The Golden Globe Awards, live on NBC at 5 p.m. Sunday, Jan. 6, will be co-hosted by Berkeley native Andy Samberg, 40, and longtime “Grey’s Anatomy” star Sandra Oh. Samberg, the former “Saturday Night Live” and current “Brooklyn Nine-Nine” star, has some hosting experience, having emceed the 2015 Primetime Emmys and the 2013 Independent Spirit Awards.
Here are the confirmed Jewish nominees and Jews closely connected to a particular nomination.
From the silver screen
Though no Jewish actors were nominated for the best lead in a film, Timothée Chalamet, 22 (“Beautiful Boy”) is up for the best supporting actor and Rachel Weisz, 48 (“The Favourite”) for best supporting actress. Chalamet’s role was based on Nic Sheff, 36, a Marin resident who long battled drug addiction and then wrote two memoirs about it. Weisz played Lady Sarah Churchill, a duchess who had a close friendship with Queen Anne some three centuries ago.
Mark Ronson, 43, is one of the co-writers of “Shallow,” a best original song nominee from “A Star is Born.” Nominations for best original score in a movie include Justin Hurwitz, 33 (“First Man”), and Marc Shaiman, 59 (“Mary Poppins Returns”). Hurwitz won two Oscars in 2017 for best score and best song (“La La Land”). Shaiman is best known for scoring the musical version of “Hairspray.” The Poppins’ remake includes musical references to the 1964 hit original; Richard Sherman, 90, who wrote the ’64 score with his late brother, Robert, consulted on the new film.
And in the TV categories
Sacha Baron Cohen, 47, (“Who Is America?”) and Michael Douglas, 74 (“The Kominsky Method”), are both up for best performance by an actor in a musical or comedy TV series. Cohen’s characters on his controversial Showtime series frequently spoof real-life politicians, and Douglas stars as Sandy Kominsky, an L.A. acting coach. Meanwhile, Alison Brie, 35 (“Glow”), and Debra Messing, 50 (“Will & Grace”), are in the same category for actresses.

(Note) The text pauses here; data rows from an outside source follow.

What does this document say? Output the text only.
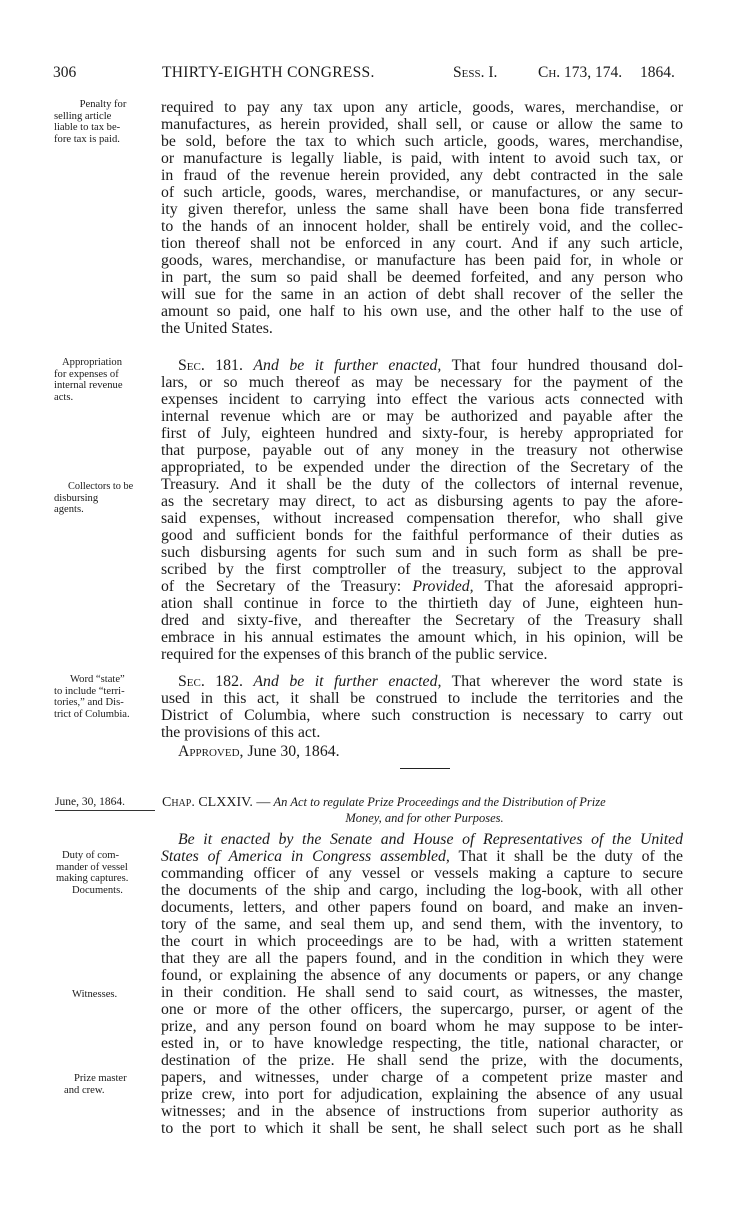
306	THIRTY-EIGHTH CONGRESS.	Sess. I.	Ch. 173, 174. 1864.
Penalty for
selling article
liable to tax be-
fore tax is paid.
required to pay any tax upon any article, goods, wares, merchandise, or
manufactures, as herein provided, shall sell, or cause or allow the same to
be sold, before the tax to which such article, goods, wares, merchandise,
or manufacture is legally liable, is paid, with intent to avoid such tax, or
in fraud of the revenue herein provided, any debt contracted in the sale
of such article, goods, wares, merchandise, or manufactures, or any secur-
ity given therefor, unless the same shall have been bona fide transferred
to the hands of an innocent holder, shall be entirely void, and the collec-
tion thereof shall not be enforced in any court. And if any such article,
goods, wares, merchandise, or manufacture has been paid for, in whole or
in part, the sum so paid shall be deemed forfeited, and any person who
will sue for the same in an action of debt shall recover of the seller the
amount so paid, one half to his own use, and the other half to the use of
the United States.
Appropriation
for expenses of
internal revenue
acts.
Sec. 181. And be it further enacted, That four hundred thousand dol-
lars, or so much thereof as may be necessary for the payment of the
expenses incident to carrying into effect the various acts connected with
internal revenue which are or may be authorized and payable after the
first of July, eighteen hundred and sixty-four, is hereby appropriated for
that purpose, payable out of any money in the treasury not otherwise
appropriated, to be expended under the direction of the Secretary of the
Treasury. And it shall be the duty of the collectors of internal revenue,
as the secretary may direct, to act as disbursing agents to pay the afore-
said expenses, without increased compensation therefor, who shall give
good and sufficient bonds for the faithful performance of their duties as
such disbursing agents for such sum and in such form as shall be pre-
scribed by the first comptroller of the treasury, subject to the approval
of the Secretary of the Treasury: Provided, That the aforesaid appropri-
ation shall continue in force to the thirtieth day of June, eighteen hun-
dred and sixty-five, and thereafter the Secretary of the Treasury shall
embrace in his annual estimates the amount which, in his opinion, will be
required for the expenses of this branch of the public service.
Collectors to be
disbursing
agents.
Word “state”
to include “terri-
tories,” and Dis-
trict of Columbia.
Sec. 182. And be it further enacted, That wherever the word state is
used in this act, it shall be construed to include the territories and the
District of Columbia, where such construction is necessary to carry out
the provisions of this act.
Approved, June 30, 1864.
June, 30, 1864.	Chap. CLXXIV. — An Act to regulate Prize Proceedings and the Distribution of Prize
Money, and for other Purposes.
Be it enacted by the Senate and House of Representatives of the United
States of America in Congress assembled, That it shall be the duty of the
Duty of com-
mander of vessel
making captures.
Documents.
commanding officer of any vessel or vessels making a capture to secure
the documents of the ship and cargo, including the log-book, with all other
documents, letters, and other papers found on board, and make an inven-
tory of the same, and seal them up, and send them, with the inventory, to
the court in which proceedings are to be had, with a written statement
that they are all the papers found, and in the condition in which they were
found, or explaining the absence of any documents or papers, or any change
in their condition. He shall send to said court, as witnesses, the master,
one or more of the other officers, the supercargo, purser, or agent of the
prize, and any person found on board whom he may suppose to be inter-
ested in, or to have knowledge respecting, the title, national character, or
destination of the prize. He shall send the prize, with the documents,
papers, and witnesses, under charge of a competent prize master and
prize crew, into port for adjudication, explaining the absence of any usual
witnesses; and in the absence of instructions from superior authority as
to the port to which it shall be sent, he shall select such port as he shall
Witnesses.
Prize master
and crew.
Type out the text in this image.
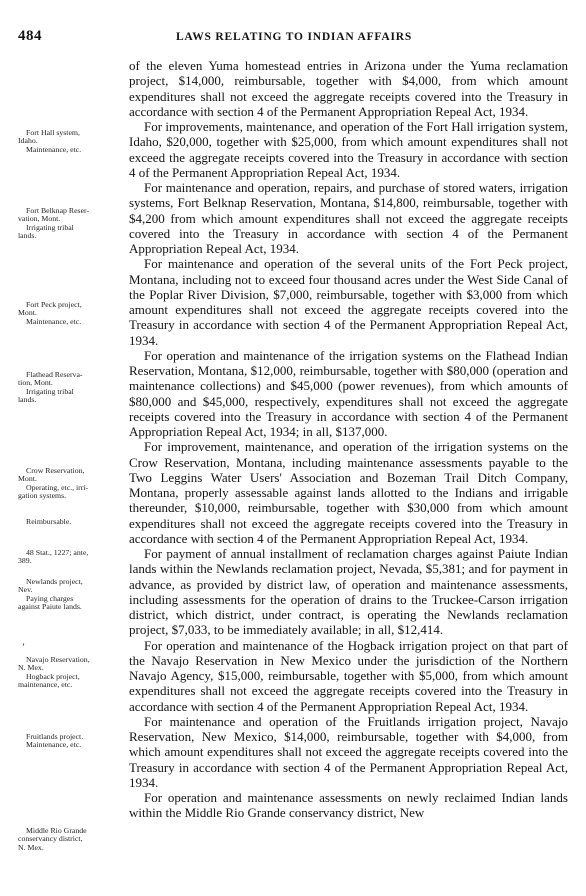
484	LAWS RELATING TO INDIAN AFFAIRS

of the eleven Yuma homestead entries in Arizona under the Yuma reclamation project, $14,000, reimbursable, together with $4,000, from which amount expenditures shall not exceed the aggregate receipts covered into the Treasury in accordance with section 4 of the Permanent Appropriation Repeal Act, 1934.

For improvements, maintenance, and operation of the Fort Hall irrigation system, Idaho, $20,000, together with $25,000, from which amount expenditures shall not exceed the aggregate receipts covered into the Treasury in accordance with section 4 of the Permanent Appropriation Repeal Act, 1934.

For maintenance and operation, repairs, and purchase of stored waters, irrigation systems, Fort Belknap Reservation, Montana, $14,800, reimbursable, together with $4,200 from which amount expenditures shall not exceed the aggregate receipts covered into the Treasury in accordance with section 4 of the Permanent Appropriation Repeal Act, 1934.

For maintenance and operation of the several units of the Fort Peck project, Montana, including not to exceed four thousand acres under the West Side Canal of the Poplar River Division, $7,000, reimbursable, together with $3,000 from which amount expenditures shall not exceed the aggregate receipts covered into the Treasury in accordance with section 4 of the Permanent Appropriation Repeal Act, 1934.

For operation and maintenance of the irrigation systems on the Flathead Indian Reservation, Montana, $12,000, reimbursable, together with $80,000 (operation and maintenance collections) and $45,000 (power revenues), from which amounts of $80,000 and $45,000, respectively, expenditures shall not exceed the aggregate receipts covered into the Treasury in accordance with section 4 of the Permanent Appropriation Repeal Act, 1934; in all, $137,000.

For improvement, maintenance, and operation of the irrigation systems on the Crow Reservation, Montana, including maintenance assessments payable to the Two Leggins Water Users' Association and Bozeman Trail Ditch Company, Montana, properly assessable against lands allotted to the Indians and irrigable thereunder, $10,000, reimbursable, together with $30,000 from which amount expenditures shall not exceed the aggregate receipts covered into the Treasury in accordance with section 4 of the Permanent Appropriation Repeal Act, 1934.

For payment of annual installment of reclamation charges against Paiute Indian lands within the Newlands reclamation project, Nevada, $5,381; and for payment in advance, as provided by district law, of operation and maintenance assessments, including assessments for the operation of drains to the Truckee-Carson irrigation district, which district, under contract, is operating the Newlands reclamation project, $7,033, to be immediately available; in all, $12,414.

For operation and maintenance of the Hogback irrigation project on that part of the Navajo Reservation in New Mexico under the jurisdiction of the Northern Navajo Agency, $15,000, reimbursable, together with $5,000, from which amount expenditures shall not exceed the aggregate receipts covered into the Treasury in accordance with section 4 of the Permanent Appropriation Repeal Act, 1934.

For maintenance and operation of the Fruitlands irrigation project, Navajo Reservation, New Mexico, $14,000, reimbursable, together with $4,000, from which amount expenditures shall not exceed the aggregate receipts covered into the Treasury in accordance with section 4 of the Permanent Appropriation Repeal Act, 1934.

For operation and maintenance assessments on newly reclaimed Indian lands within the Middle Rio Grande conservancy district, New

Fort Hall system,
Idaho.
Maintenance, etc.
Fort Belknap Reser-
vation, Mont.
Irrigating tribal
lands.
Fort Peck project,
Mont.
Maintenance, etc.
Flathead Reserva-
tion, Mont.
Irrigating tribal
lands.
Crow Reservation,
Mont.
Operating, etc., irri-
gation systems.
Reimbursable.
48 Stat., 1227; ante,
389.
Newlands project,
Nev.
Paying charges
against Paiute lands.
’
Navajo Reservation,
N. Mex.
Hogback project,
maintenance, etc.
Fruitlands project.
Maintenance, etc.
Middle Rio Grande
conservancy district,
N. Mex.
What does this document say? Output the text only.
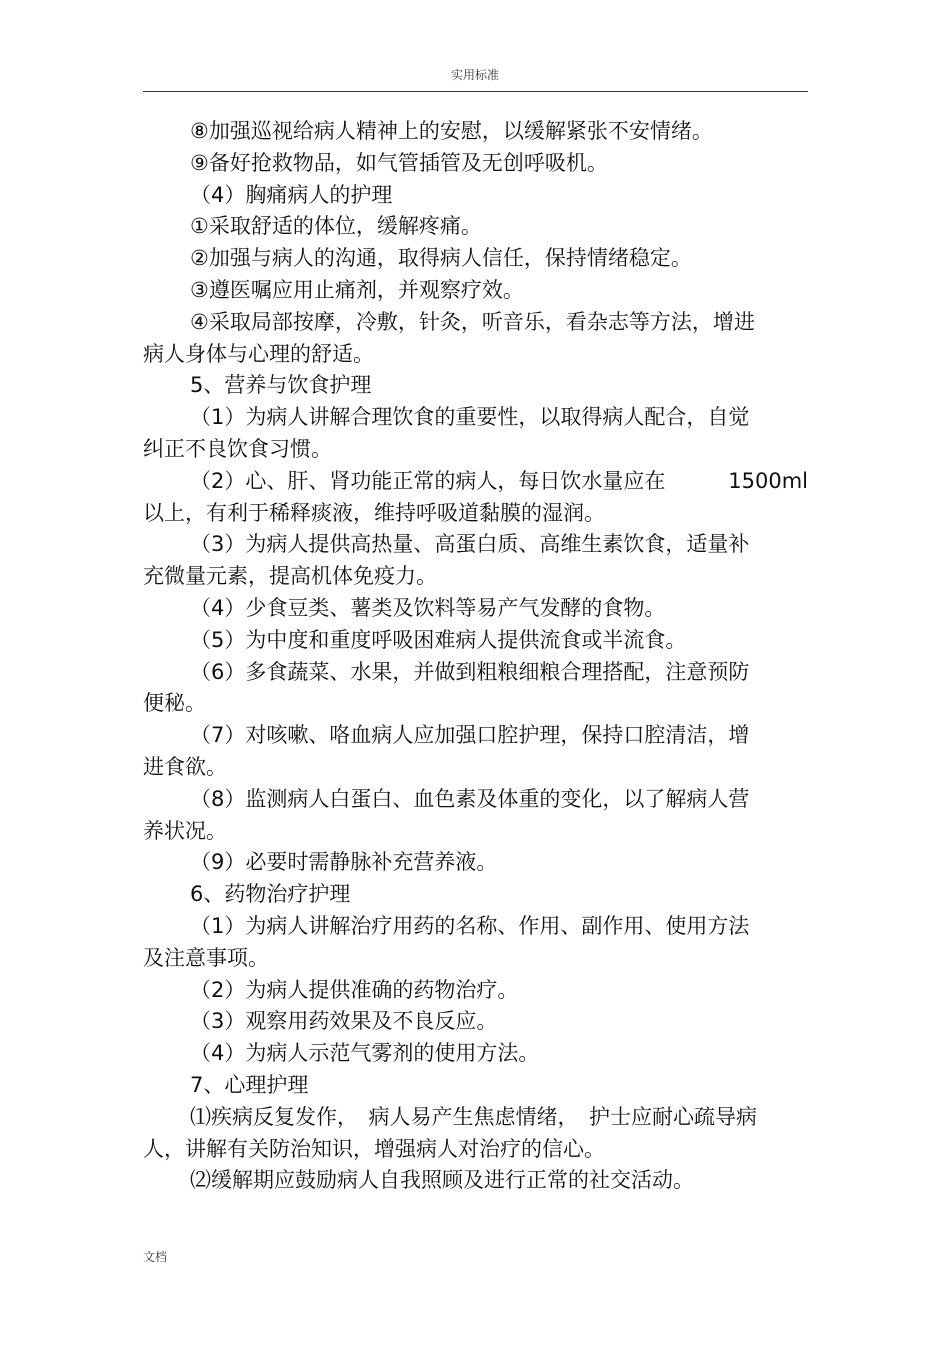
实用标准

⑧加强巡视给病人精神上的安慰，以缓解紧张不安情绪。

⑨备好抢救物品，如气管插管及无创呼吸机。

（4）胸痛病人的护理

①采取舒适的体位，缓解疼痛。

②加强与病人的沟通，取得病人信任，保持情绪稳定。

③遵医嘱应用止痛剂，并观察疗效。

④采取局部按摩，冷敷，针灸，听音乐，看杂志等方法，增进病人身体与心理的舒适。

5、营养与饮食护理

（1）为病人讲解合理饮食的重要性，以取得病人配合，自觉纠正不良饮食习惯。

（2）心、肝、肾功能正常的病人，每日饮水量应在	1500ml

以上，有利于稀释痰液，维持呼吸道黏膜的湿润。

（3）为病人提供高热量、高蛋白质、高维生素饮食，适量补充微量元素，提高机体免疫力。

（4）少食豆类、薯类及饮料等易产气发酵的食物。

（5）为中度和重度呼吸困难病人提供流食或半流食。

（6）多食蔬菜、水果，并做到粗粮细粮合理搭配，注意预防便秘。

（7）对咳嗽、咯血病人应加强口腔护理，保持口腔清洁，增进食欲。

（8）监测病人白蛋白、血色素及体重的变化，以了解病人营养状况。

（9）必要时需静脉补充营养液。

6、药物治疗护理

（1）为病人讲解治疗用药的名称、作用、副作用、使用方法及注意事项。

（2）为病人提供准确的药物治疗。

（3）观察用药效果及不良反应。

（4）为病人示范气雾剂的使用方法。

7、心理护理

⑴疾病反复发作，　病人易产生焦虑情绪，　护士应耐心疏导病人，讲解有关防治知识，增强病人对治疗的信心。

⑵缓解期应鼓励病人自我照顾及进行正常的社交活动。

文档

Alan Arkin, 84, who plays a Jewish agent and friend in “The Kominsky Method,” is up for best actor in a supporting role, as is Henry Winkler, 73 (“Barry”). Alex Borstein, 47, who plays a sarcastic agent in “The Marvelous Mrs. Maisel,” is nominated for best supporting actress, and Patricia Arquette, 50 (“Escape at Dannemora”), is up for best actress in a limited series or made-for-TV movie. Arquette’s late mother, actress Brenda Denault, was Jewish.
The best shows and movies
Golden Globe awards for best movie and TV show are given to the principal producers, of whom there are many. My practice is to note if a Jewish director or writer/creator is associated with the nominated entity.
Two films nominated for best drama were co-written by Jews: “BlacKkKlansman” (Charlie Wachtel and David Rabinowitz, both 32) and “A Star Is Born” (Eric Roth, 73). “Spider-Man: Into the Spider Verse,” co-written by Rodney Rothman, 45ish, is nominated for best animated movie.
“The Americans,” created by Joe Weisberg, 52, is up for best drama TV series, as is “Pose,” an FX series co-created by Brad Falchuk, 47, that explores several New York City subcultures of the 1980s. Falchuk recently married Gwyneth Paltrow, 46. Another best TV drama nominee is “Homecoming,” an Amazon series based on a podcast written by Eli Horowitz, 41, and Micah Bloomberg, 40ish.
Nominees for best musical or comedy TV series include “The Marvelous Mrs. Maisel,” co-created by Amy Sherman Palladino, 52, and “The Kominsky Method,” created by Chuck Lorre, 66. Up for best miniseries or TV movie is “A Very English Scandal,” directed by Stephen Frears, 77, and “Escape at Dannemora,” directed by Ben Stiller, 53, and written by three others, including Jerry Stahl, 64, and Michael Tolkin, 68.
Two Globe nominees also worthy of mention are Adam Driver and Rachel Brosnahan for portraying Jewish characters. The former played a Jewish police officer in “BlacKkKlansman,” and the latter is the star of “The Marvelous Mrs. Maisel” and is seeking her second straight victory for best actress in a musical or comedy TV series.